Whatever happens, systems vendors aren't waiting for interconnect technologies to be fully baked. HP's Moonshot chassis, for example, is currently equipped with several fabrics that will connect future disaggregated system components, said Dr. Bradicich. One Ethernet fabric is used today, the second "proximal array" fabric was revealed as part of the 64-bit ARM-based m400 servers announcement and the third, as-of-yet unutilized fabric called the 2D Torus Mesh, allows any one Moonshot component to communicate directly with any of its neighbors, Bradicich explained.
"The highways are laid down and paved.

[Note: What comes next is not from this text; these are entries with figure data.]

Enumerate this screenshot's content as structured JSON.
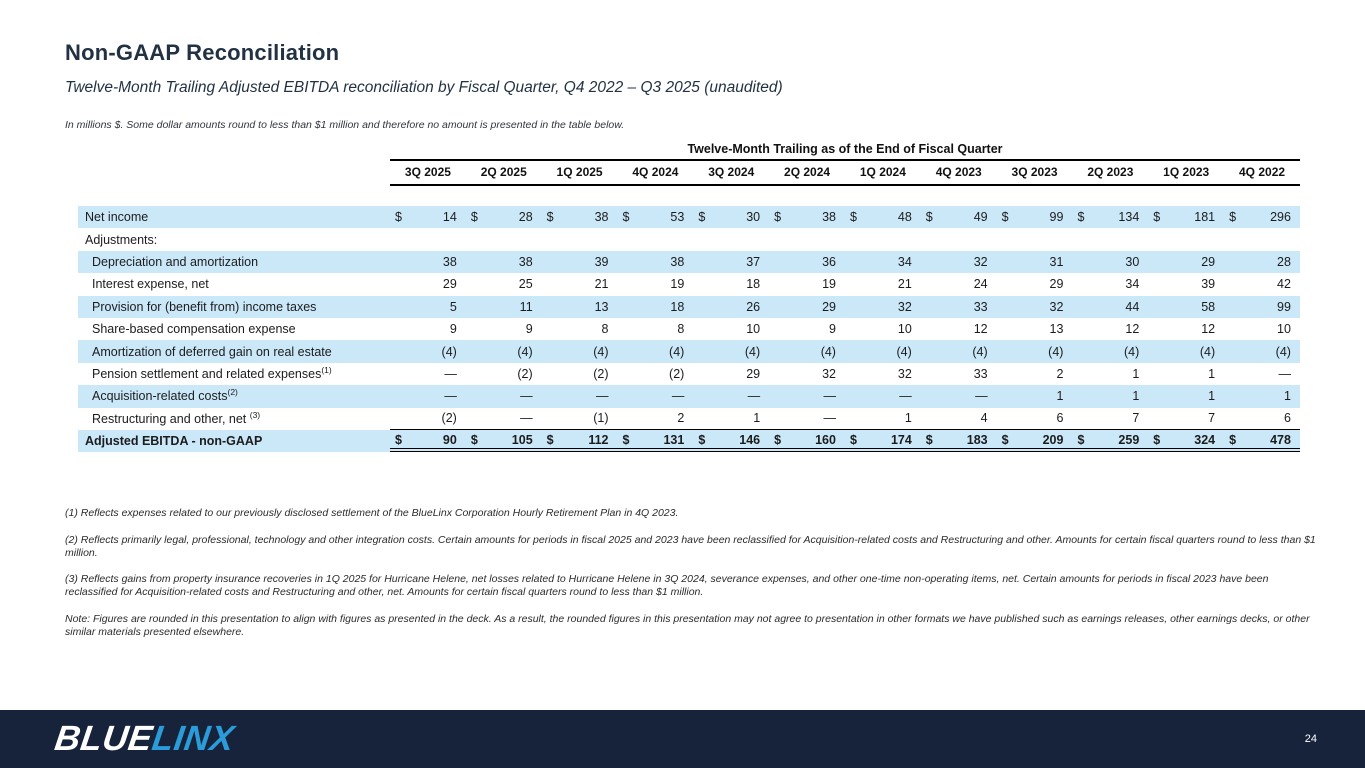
{
  "slide": {
    "title": "Non-GAAP Reconciliation",
    "subtitle": "Twelve-Month Trailing Adjusted EBITDA reconciliation by Fiscal Quarter, Q4 2022 – Q3 2025 (unaudited)",
    "units_note": "In millions $.   Some dollar amounts round to less than $1 million and therefore no amount is presented in the table below."
  },
  "table": {
    "group_header": "Twelve-Month Trailing as of the End of Fiscal Quarter",
    "currency_symbol": "$",
    "columns": [
      "3Q 2025",
      "2Q 2025",
      "1Q 2025",
      "4Q 2024",
      "3Q 2024",
      "2Q 2024",
      "1Q 2024",
      "4Q 2023",
      "3Q 2023",
      "2Q 2023",
      "1Q 2023",
      "4Q 2022"
    ],
    "rows": [
      {
        "label": "Net income",
        "highlight": true,
        "dollar": true,
        "values": [
          "14",
          "28",
          "38",
          "53",
          "30",
          "38",
          "48",
          "49",
          "99",
          "134",
          "181",
          "296"
        ]
      },
      {
        "label": "Adjustments:",
        "highlight": false,
        "values": []
      },
      {
        "label": "Depreciation and amortization",
        "indent": true,
        "highlight": true,
        "values": [
          "38",
          "38",
          "39",
          "38",
          "37",
          "36",
          "34",
          "32",
          "31",
          "30",
          "29",
          "28"
        ]
      },
      {
        "label": "Interest expense, net",
        "indent": true,
        "highlight": false,
        "values": [
          "29",
          "25",
          "21",
          "19",
          "18",
          "19",
          "21",
          "24",
          "29",
          "34",
          "39",
          "42"
        ]
      },
      {
        "label": "Provision for (benefit from) income taxes",
        "indent": true,
        "highlight": true,
        "values": [
          "5",
          "11",
          "13",
          "18",
          "26",
          "29",
          "32",
          "33",
          "32",
          "44",
          "58",
          "99"
        ]
      },
      {
        "label": "Share-based compensation expense",
        "indent": true,
        "highlight": false,
        "values": [
          "9",
          "9",
          "8",
          "8",
          "10",
          "9",
          "10",
          "12",
          "13",
          "12",
          "12",
          "10"
        ]
      },
      {
        "label": "Amortization of deferred gain on real estate",
        "indent": true,
        "highlight": true,
        "values": [
          "(4)",
          "(4)",
          "(4)",
          "(4)",
          "(4)",
          "(4)",
          "(4)",
          "(4)",
          "(4)",
          "(4)",
          "(4)",
          "(4)"
        ]
      },
      {
        "label": "Pension settlement and related expenses",
        "sup": "(1)",
        "indent": true,
        "highlight": false,
        "values": [
          "—",
          "(2)",
          "(2)",
          "(2)",
          "29",
          "32",
          "32",
          "33",
          "2",
          "1",
          "1",
          "—"
        ]
      },
      {
        "label": "Acquisition-related costs",
        "sup": "(2)",
        "indent": true,
        "highlight": true,
        "values": [
          "—",
          "—",
          "—",
          "—",
          "—",
          "—",
          "—",
          "—",
          "1",
          "1",
          "1",
          "1"
        ]
      },
      {
        "label": "Restructuring and other, net ",
        "sup": "(3)",
        "indent": true,
        "highlight": false,
        "rule_below": true,
        "values": [
          "(2)",
          "—",
          "(1)",
          "2",
          "1",
          "—",
          "1",
          "4",
          "6",
          "7",
          "7",
          "6"
        ]
      },
      {
        "label": "Adjusted EBITDA - non-GAAP",
        "bold": true,
        "highlight": true,
        "dollar": true,
        "double_rule_below": true,
        "values": [
          "90",
          "105",
          "112",
          "131",
          "146",
          "160",
          "174",
          "183",
          "209",
          "259",
          "324",
          "478"
        ]
      }
    ]
  },
  "footnotes": [
    "(1) Reflects expenses related to our previously disclosed settlement of the BlueLinx Corporation Hourly Retirement Plan in 4Q 2023.",
    "(2) Reflects primarily legal, professional, technology and other integration costs. Certain amounts for periods in fiscal 2025 and 2023 have been reclassified for Acquisition-related costs and Restructuring and other.  Amounts for certain fiscal quarters round to less than $1 million.",
    "(3) Reflects gains from property insurance recoveries in 1Q 2025 for Hurricane Helene, net losses related to Hurricane Helene in 3Q 2024, severance expenses, and other one-time non-operating items, net. Certain amounts for periods in fiscal 2023 have been reclassified for Acquisition-related costs and Restructuring and other, net.   Amounts for certain fiscal quarters round to less than $1 million.",
    "Note: Figures are rounded in this presentation to align with figures as presented in the deck.  As a result, the rounded figures in this presentation may not agree to presentation in other formats we have published such as earnings releases, other earnings decks, or other similar materials presented elsewhere."
  ],
  "footer": {
    "logo_blue_part": "BLUE",
    "logo_linx_part": "LINX",
    "page_number": "24"
  },
  "colors": {
    "row_highlight": "#cbe8f9",
    "footer_navy": "#16233a",
    "logo_blue": "#2b9cd9",
    "heading_navy": "#223243"
  }
}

There are just no cars on it yet."
Running the show
To enable disaggregation, the software required to provision and deprovision system resources must be modified.
Intel's overall disaggregation initiative is known as Rack Scale Architecture. On the hardware side, that includes its work in the silicon photonics optical interconnect, as well as a programmable network switch due out in 2015. A pod management framework communicates with the system components via hardware application programming interfaces, and provides a policy-based orchestration framework to assemble and disassemble systems from the resource pool, said Intel's Kyathsandra.

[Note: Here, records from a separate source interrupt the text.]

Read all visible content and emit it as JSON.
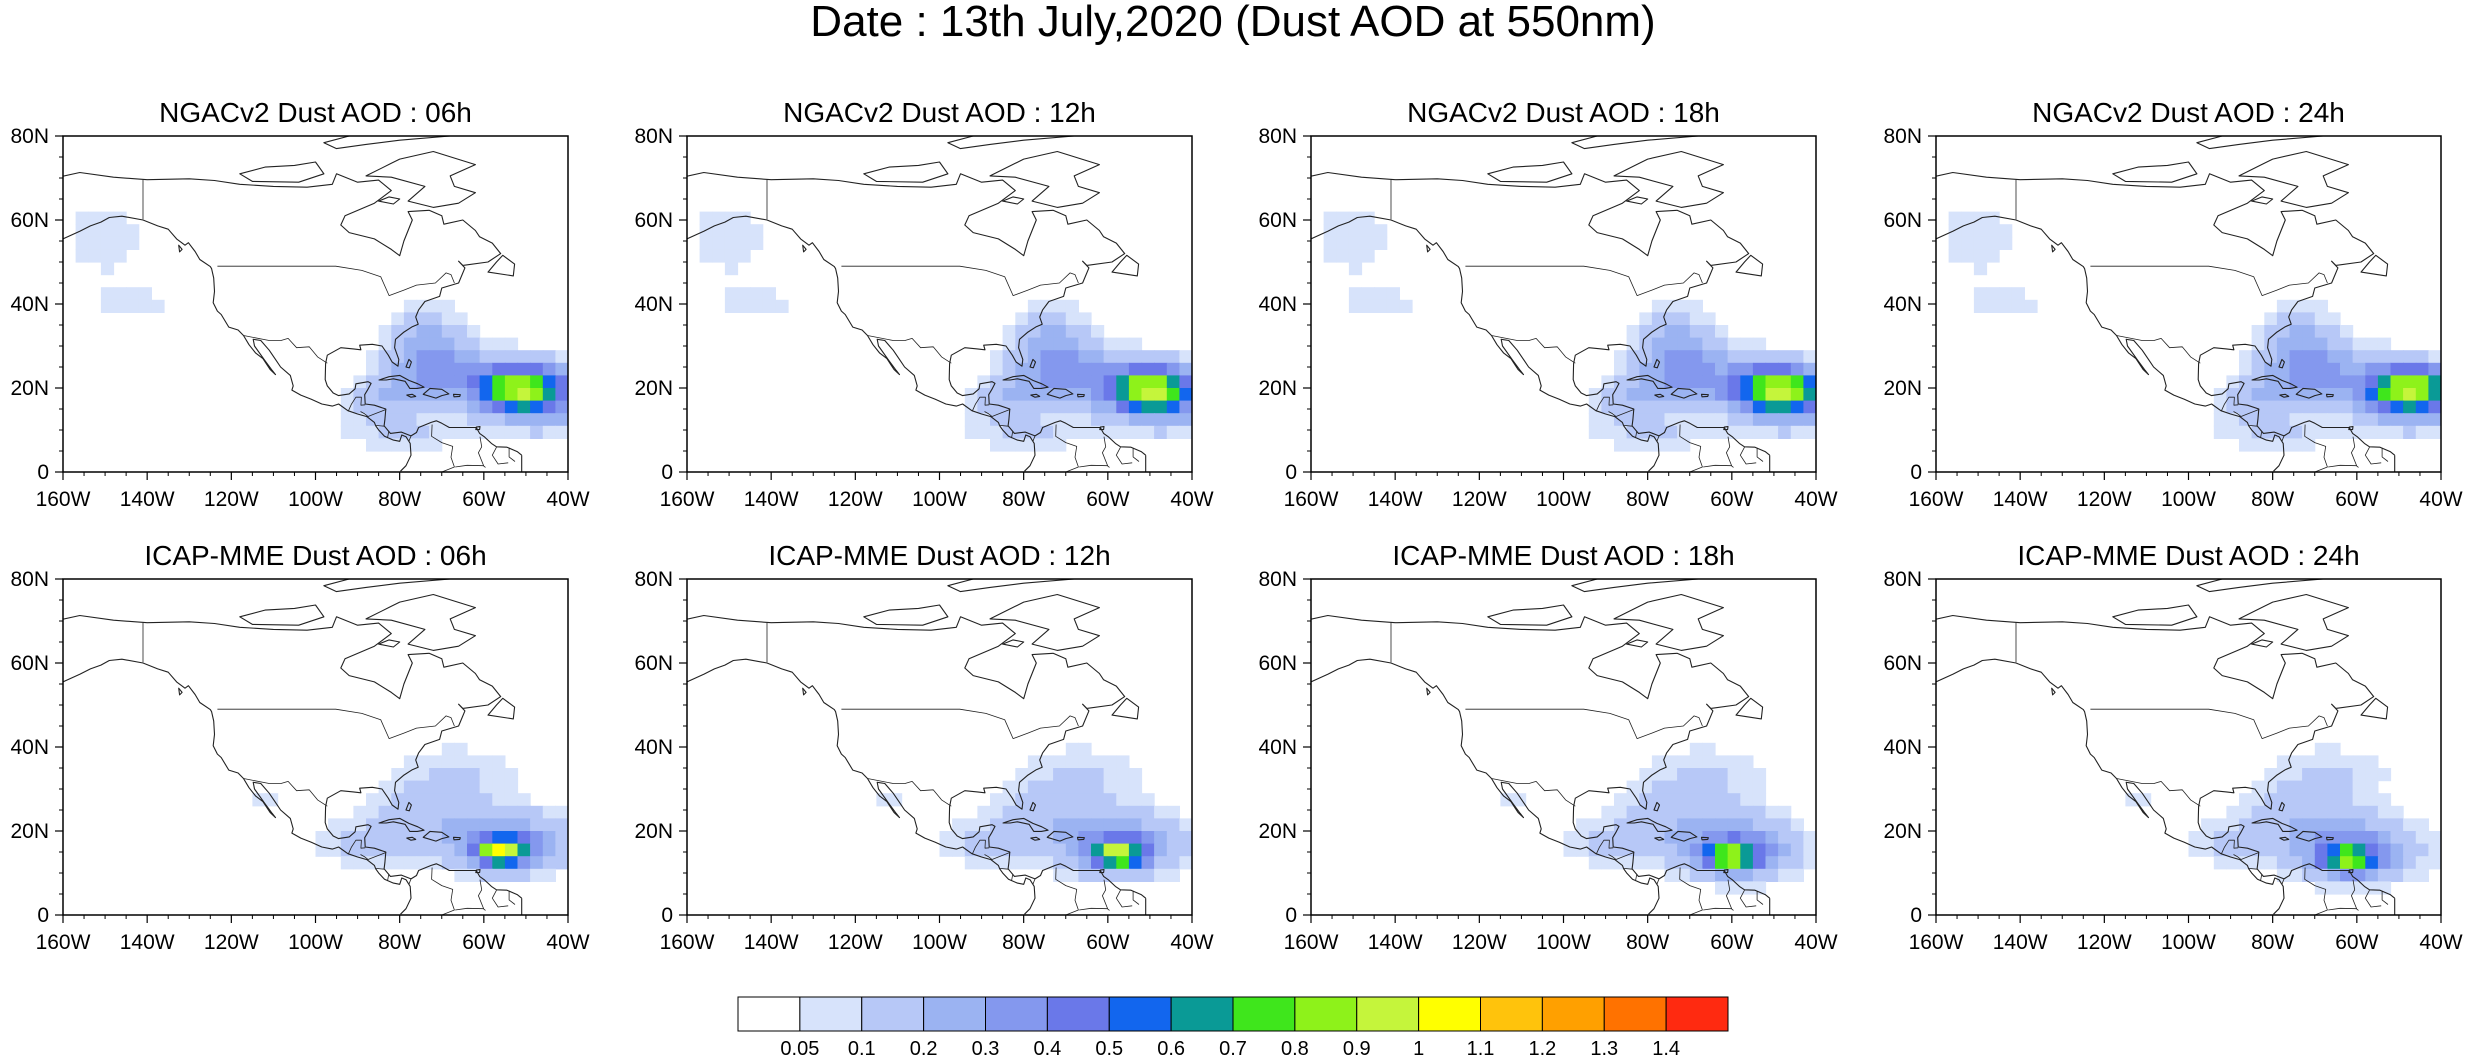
{
  "title": "Date : 13th July,2020 (Dust AOD at 550nm)",
  "map_extent": {
    "lon": [
      -160,
      -40
    ],
    "lat": [
      0,
      80
    ]
  },
  "lon_ticks": [
    "160W",
    "140W",
    "120W",
    "100W",
    "80W",
    "60W",
    "40W"
  ],
  "lat_ticks": [
    "0",
    "20N",
    "40N",
    "60N",
    "80N"
  ],
  "panels": [
    {
      "title": "NGACv2 Dust AOD : 06h",
      "model": "NGACv2",
      "hour": "06h"
    },
    {
      "title": "NGACv2 Dust AOD : 12h",
      "model": "NGACv2",
      "hour": "12h"
    },
    {
      "title": "NGACv2 Dust AOD : 18h",
      "model": "NGACv2",
      "hour": "18h"
    },
    {
      "title": "NGACv2 Dust AOD : 24h",
      "model": "NGACv2",
      "hour": "24h"
    },
    {
      "title": "ICAP-MME Dust AOD : 06h",
      "model": "ICAP-MME",
      "hour": "06h"
    },
    {
      "title": "ICAP-MME Dust AOD : 12h",
      "model": "ICAP-MME",
      "hour": "12h"
    },
    {
      "title": "ICAP-MME Dust AOD : 18h",
      "model": "ICAP-MME",
      "hour": "18h"
    },
    {
      "title": "ICAP-MME Dust AOD : 24h",
      "model": "ICAP-MME",
      "hour": "24h"
    }
  ],
  "colorbar": {
    "labels": [
      "0.05",
      "0.1",
      "0.2",
      "0.3",
      "0.4",
      "0.5",
      "0.6",
      "0.7",
      "0.8",
      "0.9",
      "1",
      "1.1",
      "1.2",
      "1.3",
      "1.4"
    ],
    "colors": [
      "#ffffff",
      "#d7e3fb",
      "#b7c8f7",
      "#9bb3f2",
      "#8498ee",
      "#6a78e9",
      "#1266ee",
      "#0a9a96",
      "#3fe61c",
      "#8ef21a",
      "#c5f53b",
      "#ffff00",
      "#ffc30c",
      "#ffa000",
      "#ff7200",
      "#ff2a10"
    ]
  }
}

Intel demonstrated the system within a single rack, and will share the results with the Open Compute Project for hardware designs and OpenStack for cloud orchestration, to encourage openness and adoption. "You should be able to have different racks from different vendors, and get the same hardware-level information from each rack," Kyathsandra said. The goal is for different orchestration layers to work together seamlessly. "It shouldn't matter whether you are using VMware or OpenStack," he said.

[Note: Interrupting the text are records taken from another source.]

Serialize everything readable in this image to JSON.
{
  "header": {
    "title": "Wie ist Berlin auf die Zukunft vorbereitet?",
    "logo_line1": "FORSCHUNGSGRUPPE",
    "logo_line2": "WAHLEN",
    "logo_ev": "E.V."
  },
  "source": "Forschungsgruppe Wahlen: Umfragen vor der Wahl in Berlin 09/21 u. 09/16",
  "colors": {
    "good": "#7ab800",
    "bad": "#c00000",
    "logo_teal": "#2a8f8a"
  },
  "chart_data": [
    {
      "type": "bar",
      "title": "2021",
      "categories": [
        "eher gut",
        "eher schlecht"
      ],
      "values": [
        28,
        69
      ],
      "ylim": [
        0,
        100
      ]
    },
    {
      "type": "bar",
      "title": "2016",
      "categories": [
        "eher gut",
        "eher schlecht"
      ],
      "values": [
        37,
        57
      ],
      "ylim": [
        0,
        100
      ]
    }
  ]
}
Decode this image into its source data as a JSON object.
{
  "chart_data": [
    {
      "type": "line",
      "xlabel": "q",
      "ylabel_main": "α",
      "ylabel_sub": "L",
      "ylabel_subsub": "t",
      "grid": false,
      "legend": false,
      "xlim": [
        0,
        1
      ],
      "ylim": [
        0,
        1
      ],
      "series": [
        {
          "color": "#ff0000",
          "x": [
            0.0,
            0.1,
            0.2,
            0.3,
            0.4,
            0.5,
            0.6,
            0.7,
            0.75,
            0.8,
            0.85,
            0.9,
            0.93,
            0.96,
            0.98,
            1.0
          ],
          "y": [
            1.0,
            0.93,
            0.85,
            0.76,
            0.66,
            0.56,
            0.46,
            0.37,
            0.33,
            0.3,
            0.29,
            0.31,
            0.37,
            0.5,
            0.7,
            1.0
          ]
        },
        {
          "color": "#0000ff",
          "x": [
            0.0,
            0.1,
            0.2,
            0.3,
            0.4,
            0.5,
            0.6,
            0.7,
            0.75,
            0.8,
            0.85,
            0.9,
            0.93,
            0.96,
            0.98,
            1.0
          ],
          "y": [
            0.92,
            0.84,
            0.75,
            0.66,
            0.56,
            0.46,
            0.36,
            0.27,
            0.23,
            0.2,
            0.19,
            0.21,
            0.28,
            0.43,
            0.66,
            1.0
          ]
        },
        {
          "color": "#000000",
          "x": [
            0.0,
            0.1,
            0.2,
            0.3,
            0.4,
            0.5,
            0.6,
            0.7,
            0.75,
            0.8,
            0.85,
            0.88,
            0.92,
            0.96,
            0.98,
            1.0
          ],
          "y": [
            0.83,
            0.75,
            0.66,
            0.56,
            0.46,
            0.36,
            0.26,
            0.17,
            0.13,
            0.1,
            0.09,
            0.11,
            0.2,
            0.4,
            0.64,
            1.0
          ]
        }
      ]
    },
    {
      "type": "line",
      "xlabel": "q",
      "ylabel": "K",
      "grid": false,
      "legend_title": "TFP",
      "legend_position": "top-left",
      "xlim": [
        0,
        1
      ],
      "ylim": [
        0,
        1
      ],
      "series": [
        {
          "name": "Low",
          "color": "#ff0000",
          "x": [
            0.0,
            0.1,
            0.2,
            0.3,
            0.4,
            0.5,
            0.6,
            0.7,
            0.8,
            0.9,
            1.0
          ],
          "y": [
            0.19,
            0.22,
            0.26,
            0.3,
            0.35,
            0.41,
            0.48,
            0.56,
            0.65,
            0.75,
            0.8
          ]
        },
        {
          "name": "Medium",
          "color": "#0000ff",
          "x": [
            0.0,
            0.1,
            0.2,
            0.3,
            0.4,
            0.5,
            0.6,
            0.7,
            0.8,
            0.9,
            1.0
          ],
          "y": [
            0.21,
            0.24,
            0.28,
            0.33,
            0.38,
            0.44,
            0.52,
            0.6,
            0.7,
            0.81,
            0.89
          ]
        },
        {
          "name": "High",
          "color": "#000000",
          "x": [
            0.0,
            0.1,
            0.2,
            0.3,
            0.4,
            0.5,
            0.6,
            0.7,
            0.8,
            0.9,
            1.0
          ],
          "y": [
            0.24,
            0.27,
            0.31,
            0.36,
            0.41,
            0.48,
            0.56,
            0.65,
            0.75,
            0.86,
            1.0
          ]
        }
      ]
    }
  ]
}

Disaggregate in the face of danger
Disaggregation presents challenges for software development, management and operating systems vendors too. "How do you reason across these pools of resources?" said Microsoft's Neil.
Microsoft's strategy is to innovate in Azure, and then push that work back out via the Open Compute Project for hardware, and Windows Server and Systems Center for management. Microsoft also made a version of its Azure system, the Microsoft Cloud Platform System, based on commercially available Dell hardware.
"Our general goal is to take innovations that we've done in Azure, and drive [them] out toward broader industry adoption," Neil said. Disaggregated hardware and software designs will likely find their way to Open Compute Project and the market, he said.
Disaggregated system designs may enter data centers much faster than may seem possible, said Mellanox's Deierling.
"[It] will trickle down to the enterprise faster than people realize," he said. Hyperscale vendors have a lot of engineers who are already doing this work, and it's not a big leap for them to productize the work that they have been doing internally for public consumption. "They're saying 'hey, we've already done the heavy lifting. Let's bring this to the enterprise.'"
Bin and box packing
With north of a million servers, Microsoft spends more than $2bil per year on cloud infrastructure. At that kind of scale, disaggregation has the potential to save Microsoft big money by solving the bin-and-box packing problem: How to build systems ("bins") that can take the maximum number of workloads ("boxes"), Neil said.
"Let's say I have a bin that is four feet long," Neil said. "I put two two-foot boxes in it, and the bin is filled. But what if I want to put in a three foot box, and a 1.5 foot box? It doesn't work."
The bin packing problem is an algorithm that aims to pack objects of different volumes into the smallest number of bins possible. There's a range of packing and shipping applications for this problem, as well as other iterations, such as planning file backups. Bin packing also includes the idea that some items can share space -- and therefore resources -- when packed into a bin, like virtual machines in a server.